Ibn al-Azraq (d. 896/1491) was a renowned Andalusian jurist (
faqīh) and statesman who lived during the final period of the Nasrid emirate of Granada. His most famous work,
Badāʾiʿ al-Silk fī Ṭabāʾiʿ al-Mulk (
Unprecedented Lines about the Nature of Political Rule), is a political treatise that builds upon Ibn Khaldūn's (d. 808/1406) social theory (
Ꜥilm al-Ꜥumrān). In
The grand critic of Ibn Khaldūn Elena Şahin critically analyses the major aspects of Ibn al-Azraq's political thought.
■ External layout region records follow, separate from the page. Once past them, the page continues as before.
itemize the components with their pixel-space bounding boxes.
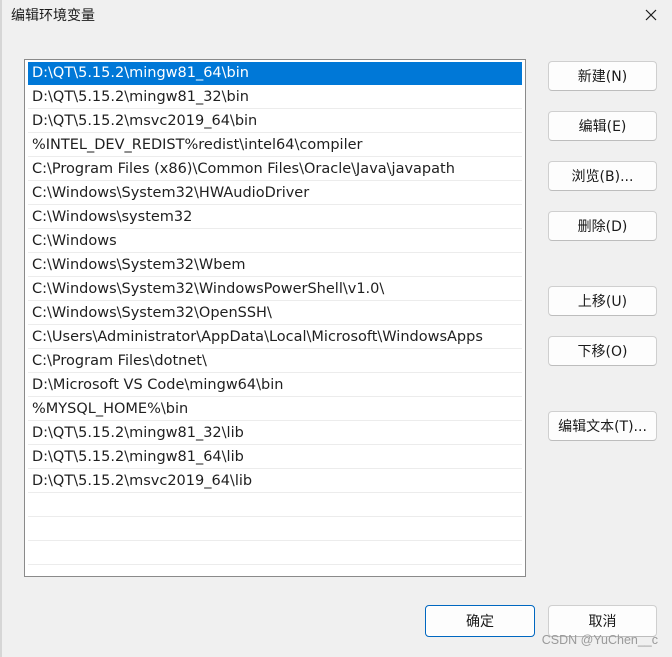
path-list-item[interactable]: C:\Users\Administrator\AppData\Local\Mic… [28,326,522,349]
path-list-item[interactable]: C:\Windows\System32\OpenSSH\ [28,302,522,325]
edit-text-button[interactable]: 编辑文本(T)... [548,411,657,441]
path-list-item[interactable]: C:\Windows\System32\WindowsPowerShell\v1… [28,278,522,301]
path-list-item[interactable]: D:\QT\5.15.2\mingw81_64\bin [28,62,522,85]
path-list-item[interactable]: D:\Microsoft VS Code\mingw64\bin [28,374,522,397]
path-list-item[interactable]: C:\Program Files\dotnet\ [28,350,522,373]
path-list-item[interactable]: %MYSQL_HOME%\bin [28,398,522,421]
path-list-empty-row[interactable] [28,494,522,517]
path-list-item[interactable]: D:\QT\5.15.2\msvc2019_64\bin [28,110,522,133]
watermark: CSDN @YuChen__c [541,633,658,647]
path-list-empty-row[interactable] [28,542,522,565]
edit-button[interactable]: 编辑(E) [548,111,657,141]
path-list-item[interactable]: D:\QT\5.15.2\mingw81_32\bin [28,86,522,109]
browse-button[interactable]: 浏览(B)... [548,161,657,191]
path-list-item[interactable]: C:\Program Files (x86)\Common Files\Orac… [28,158,522,181]
path-list-item[interactable]: %INTEL_DEV_REDIST%redist\intel64\compile… [28,134,522,157]
window-title: 编辑环境变量 [11,8,95,24]
edit-env-variable-dialog: 编辑环境变量 D:\QT\5.15.2\mingw81_64\bin D:\QT\… [0,0,672,657]
ok-button[interactable]: 确定 [425,605,535,637]
path-list-empty-row[interactable] [28,518,522,541]
close-button[interactable] [636,3,666,27]
path-list-item[interactable]: C:\Windows\System32\HWAudioDriver [28,182,522,205]
path-list-item[interactable]: D:\QT\5.15.2\mingw81_64\lib [28,446,522,469]
delete-button[interactable]: 删除(D) [548,211,657,241]
move-up-button[interactable]: 上移(U) [548,286,657,316]
close-icon [645,9,657,21]
path-listbox[interactable]: D:\QT\5.15.2\mingw81_64\bin D:\QT\5.15.2\… [24,59,526,577]
path-list-item[interactable]: C:\Windows [28,230,522,253]
path-list-item[interactable]: D:\QT\5.15.2\mingw81_32\lib [28,422,522,445]
path-list-item[interactable]: C:\Windows\System32\Wbem [28,254,522,277]
new-button[interactable]: 新建(N) [548,61,657,91]
path-list-item[interactable]: C:\Windows\system32 [28,206,522,229]
path-list-item[interactable]: D:\QT\5.15.2\msvc2019_64\lib [28,470,522,493]
move-down-button[interactable]: 下移(O) [548,336,657,366]
window-left-edge [0,0,2,657]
In this contribution on the field of the history of Islamic political thought, Elena Şahin demonstrates that while Ibn al-Azraq integrates the thrust of Ibn Khaldūn's approach, Ibn al-Azraq's work should be regarded as part of a larger conversation amongst various scholars, engaging, for example with the Andalusian jurist al-Shāṭibī's (d. 790/1388) theory of
Maqāṣid al-Sharīʿa. Widening the analysis of Ibn al-Azraq's work illuminates that Ibn al-Azraq's political theory was in opposition to that of Ibn Khaldūn, and thus gives us a better understanding of the dynamic debates within Andalusian political thought.